Speaking at a later session, Professor Stewart said that the current system for internships and registrar positions was controlled more by the workforce needs of a handful of major teaching hospitals than by the actual future needs of all Australians.  

“If we had a rational, workforce-oriented approach to junior doctor internship placements … up to 50% of internships would be outside of [Modified Monash Model 1 areas],” she said.  

“We need to uncouple the really scary association between workforce needs of big teaching hospitals and the training pathways for Australian doctors.” 

Her vision for the future of rural training is inspired by a story from her husband.  

“When he was growing up, his dad used to demand that he got two crusts from everybody’s piece of toast,” Professor Stewart said.  

“So in their family, they fought over the crusts. 
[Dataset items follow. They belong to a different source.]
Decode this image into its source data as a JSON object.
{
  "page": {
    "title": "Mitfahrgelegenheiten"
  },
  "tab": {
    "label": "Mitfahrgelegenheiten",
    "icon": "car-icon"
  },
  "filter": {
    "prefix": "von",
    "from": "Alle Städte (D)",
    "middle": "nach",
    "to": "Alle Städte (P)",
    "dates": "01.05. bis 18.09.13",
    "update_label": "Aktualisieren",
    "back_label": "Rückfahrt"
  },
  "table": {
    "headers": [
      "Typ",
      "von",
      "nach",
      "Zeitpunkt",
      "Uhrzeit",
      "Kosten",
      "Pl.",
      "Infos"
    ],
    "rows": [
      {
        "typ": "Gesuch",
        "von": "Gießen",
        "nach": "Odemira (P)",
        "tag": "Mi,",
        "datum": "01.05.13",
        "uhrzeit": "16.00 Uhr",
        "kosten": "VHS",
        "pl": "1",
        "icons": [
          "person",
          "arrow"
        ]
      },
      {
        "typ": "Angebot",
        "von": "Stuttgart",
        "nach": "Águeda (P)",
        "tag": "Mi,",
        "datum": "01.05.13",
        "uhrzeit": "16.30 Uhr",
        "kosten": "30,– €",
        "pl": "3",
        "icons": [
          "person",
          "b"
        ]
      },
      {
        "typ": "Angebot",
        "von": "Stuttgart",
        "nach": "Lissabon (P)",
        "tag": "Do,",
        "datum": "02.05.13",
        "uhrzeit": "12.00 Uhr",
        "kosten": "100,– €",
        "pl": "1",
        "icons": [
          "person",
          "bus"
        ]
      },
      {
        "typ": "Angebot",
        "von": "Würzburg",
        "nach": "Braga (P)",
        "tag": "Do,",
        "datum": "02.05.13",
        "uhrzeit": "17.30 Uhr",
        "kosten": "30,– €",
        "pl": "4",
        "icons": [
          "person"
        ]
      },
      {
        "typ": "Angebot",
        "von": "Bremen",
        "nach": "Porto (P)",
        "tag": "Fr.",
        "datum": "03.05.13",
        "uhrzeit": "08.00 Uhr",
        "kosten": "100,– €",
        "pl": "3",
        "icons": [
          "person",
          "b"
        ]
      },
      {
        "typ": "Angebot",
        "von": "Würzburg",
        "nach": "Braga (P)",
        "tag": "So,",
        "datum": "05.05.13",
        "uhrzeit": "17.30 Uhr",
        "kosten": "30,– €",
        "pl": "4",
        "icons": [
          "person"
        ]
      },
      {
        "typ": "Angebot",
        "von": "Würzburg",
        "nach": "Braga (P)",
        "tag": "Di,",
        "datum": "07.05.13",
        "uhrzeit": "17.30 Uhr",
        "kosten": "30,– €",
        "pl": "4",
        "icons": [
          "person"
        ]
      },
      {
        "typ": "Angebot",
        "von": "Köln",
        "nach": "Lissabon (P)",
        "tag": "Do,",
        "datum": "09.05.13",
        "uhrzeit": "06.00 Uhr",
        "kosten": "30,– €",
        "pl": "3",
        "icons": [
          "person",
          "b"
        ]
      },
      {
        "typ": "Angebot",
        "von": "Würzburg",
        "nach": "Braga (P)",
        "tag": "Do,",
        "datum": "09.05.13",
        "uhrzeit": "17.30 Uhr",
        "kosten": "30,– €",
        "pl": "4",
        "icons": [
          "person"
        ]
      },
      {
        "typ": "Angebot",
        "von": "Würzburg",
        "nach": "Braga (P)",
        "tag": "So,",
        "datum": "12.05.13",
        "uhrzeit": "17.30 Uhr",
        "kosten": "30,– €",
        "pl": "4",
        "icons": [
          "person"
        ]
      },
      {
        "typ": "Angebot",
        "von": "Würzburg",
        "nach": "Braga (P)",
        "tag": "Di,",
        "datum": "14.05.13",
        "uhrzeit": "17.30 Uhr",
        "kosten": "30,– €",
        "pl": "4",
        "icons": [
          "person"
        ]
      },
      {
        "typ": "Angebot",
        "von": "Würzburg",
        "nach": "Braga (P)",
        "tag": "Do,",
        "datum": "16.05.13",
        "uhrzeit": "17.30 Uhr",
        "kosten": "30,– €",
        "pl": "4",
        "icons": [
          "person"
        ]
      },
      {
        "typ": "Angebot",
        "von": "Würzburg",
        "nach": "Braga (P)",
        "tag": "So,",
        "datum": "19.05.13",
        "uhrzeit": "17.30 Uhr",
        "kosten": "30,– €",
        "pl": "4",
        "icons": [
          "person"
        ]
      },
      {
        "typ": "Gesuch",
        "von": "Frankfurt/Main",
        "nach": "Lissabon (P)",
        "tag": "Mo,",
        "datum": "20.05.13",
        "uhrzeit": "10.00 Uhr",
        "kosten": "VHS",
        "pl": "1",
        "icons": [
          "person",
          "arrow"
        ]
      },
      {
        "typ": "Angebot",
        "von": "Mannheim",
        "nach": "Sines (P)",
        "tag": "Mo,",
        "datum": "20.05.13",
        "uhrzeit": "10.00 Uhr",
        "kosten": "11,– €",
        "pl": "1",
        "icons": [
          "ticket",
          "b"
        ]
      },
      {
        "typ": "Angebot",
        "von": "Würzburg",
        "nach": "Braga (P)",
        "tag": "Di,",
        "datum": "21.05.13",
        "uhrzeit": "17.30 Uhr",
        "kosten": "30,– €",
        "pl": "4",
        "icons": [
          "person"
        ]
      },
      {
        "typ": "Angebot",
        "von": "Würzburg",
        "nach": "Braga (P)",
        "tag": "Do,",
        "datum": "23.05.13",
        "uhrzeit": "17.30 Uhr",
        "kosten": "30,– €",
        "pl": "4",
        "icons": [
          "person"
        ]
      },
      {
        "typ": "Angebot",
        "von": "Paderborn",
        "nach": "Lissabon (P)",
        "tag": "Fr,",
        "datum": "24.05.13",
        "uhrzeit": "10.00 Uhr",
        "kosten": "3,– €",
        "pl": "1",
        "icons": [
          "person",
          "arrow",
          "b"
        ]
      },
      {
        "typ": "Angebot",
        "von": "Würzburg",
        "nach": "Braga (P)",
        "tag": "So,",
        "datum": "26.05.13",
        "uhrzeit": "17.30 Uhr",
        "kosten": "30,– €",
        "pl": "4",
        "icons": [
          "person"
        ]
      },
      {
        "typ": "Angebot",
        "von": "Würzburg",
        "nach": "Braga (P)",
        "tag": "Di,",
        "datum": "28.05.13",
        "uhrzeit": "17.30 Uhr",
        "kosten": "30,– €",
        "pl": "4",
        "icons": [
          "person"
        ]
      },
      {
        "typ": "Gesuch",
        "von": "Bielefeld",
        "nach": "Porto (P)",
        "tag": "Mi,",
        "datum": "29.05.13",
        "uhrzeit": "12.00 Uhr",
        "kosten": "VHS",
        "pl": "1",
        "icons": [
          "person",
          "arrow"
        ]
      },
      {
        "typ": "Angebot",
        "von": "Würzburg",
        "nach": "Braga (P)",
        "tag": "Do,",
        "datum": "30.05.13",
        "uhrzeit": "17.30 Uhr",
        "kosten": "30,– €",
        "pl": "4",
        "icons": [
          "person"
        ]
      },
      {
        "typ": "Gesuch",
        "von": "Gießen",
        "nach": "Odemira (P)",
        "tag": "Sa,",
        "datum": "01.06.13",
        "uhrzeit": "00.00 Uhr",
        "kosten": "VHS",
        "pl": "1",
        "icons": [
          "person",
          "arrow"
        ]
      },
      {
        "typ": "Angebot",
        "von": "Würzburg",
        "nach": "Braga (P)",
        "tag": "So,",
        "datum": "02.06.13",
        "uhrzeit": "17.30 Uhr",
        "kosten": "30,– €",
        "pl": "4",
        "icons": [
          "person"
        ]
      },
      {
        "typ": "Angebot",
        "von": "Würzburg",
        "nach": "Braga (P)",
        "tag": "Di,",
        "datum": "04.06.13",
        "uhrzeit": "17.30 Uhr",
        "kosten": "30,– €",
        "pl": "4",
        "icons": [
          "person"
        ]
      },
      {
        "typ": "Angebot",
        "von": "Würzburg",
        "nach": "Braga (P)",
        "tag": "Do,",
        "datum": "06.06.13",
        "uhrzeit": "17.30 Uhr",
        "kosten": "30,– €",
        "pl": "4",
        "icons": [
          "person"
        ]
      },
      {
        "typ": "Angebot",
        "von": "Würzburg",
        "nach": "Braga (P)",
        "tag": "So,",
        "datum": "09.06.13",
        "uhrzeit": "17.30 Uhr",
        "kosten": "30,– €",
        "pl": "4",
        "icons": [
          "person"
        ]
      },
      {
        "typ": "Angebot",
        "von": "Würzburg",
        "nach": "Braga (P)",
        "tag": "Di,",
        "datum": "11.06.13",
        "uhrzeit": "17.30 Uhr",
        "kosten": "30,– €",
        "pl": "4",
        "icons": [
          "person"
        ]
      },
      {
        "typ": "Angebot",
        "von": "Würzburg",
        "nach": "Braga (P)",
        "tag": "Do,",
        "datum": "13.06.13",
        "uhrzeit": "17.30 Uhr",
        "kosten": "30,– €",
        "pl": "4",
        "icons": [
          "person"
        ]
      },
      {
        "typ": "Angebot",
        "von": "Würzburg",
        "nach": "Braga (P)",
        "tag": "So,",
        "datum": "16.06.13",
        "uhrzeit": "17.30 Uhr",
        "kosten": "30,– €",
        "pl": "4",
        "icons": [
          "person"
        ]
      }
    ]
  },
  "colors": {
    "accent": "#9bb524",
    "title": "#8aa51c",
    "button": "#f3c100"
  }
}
“Just think about that – by making it seem like it’s something that the top dog wants, everybody wants it.  

“We undersell rural places.  

“We know that the educational experience afforded by rural clinical schools is superior to the experience in a large teaching hospital.”  

Ideally, she told delegates, rural placements should be a reward offered only to students who are good enough to get in.  

“People often get stuck on money,” said Professor Stewart. 

“No, no – prestige has far more impact than money.”   

Rural Medicine Australia 2024 was held at Darwin Convention Centre between 23-26 October.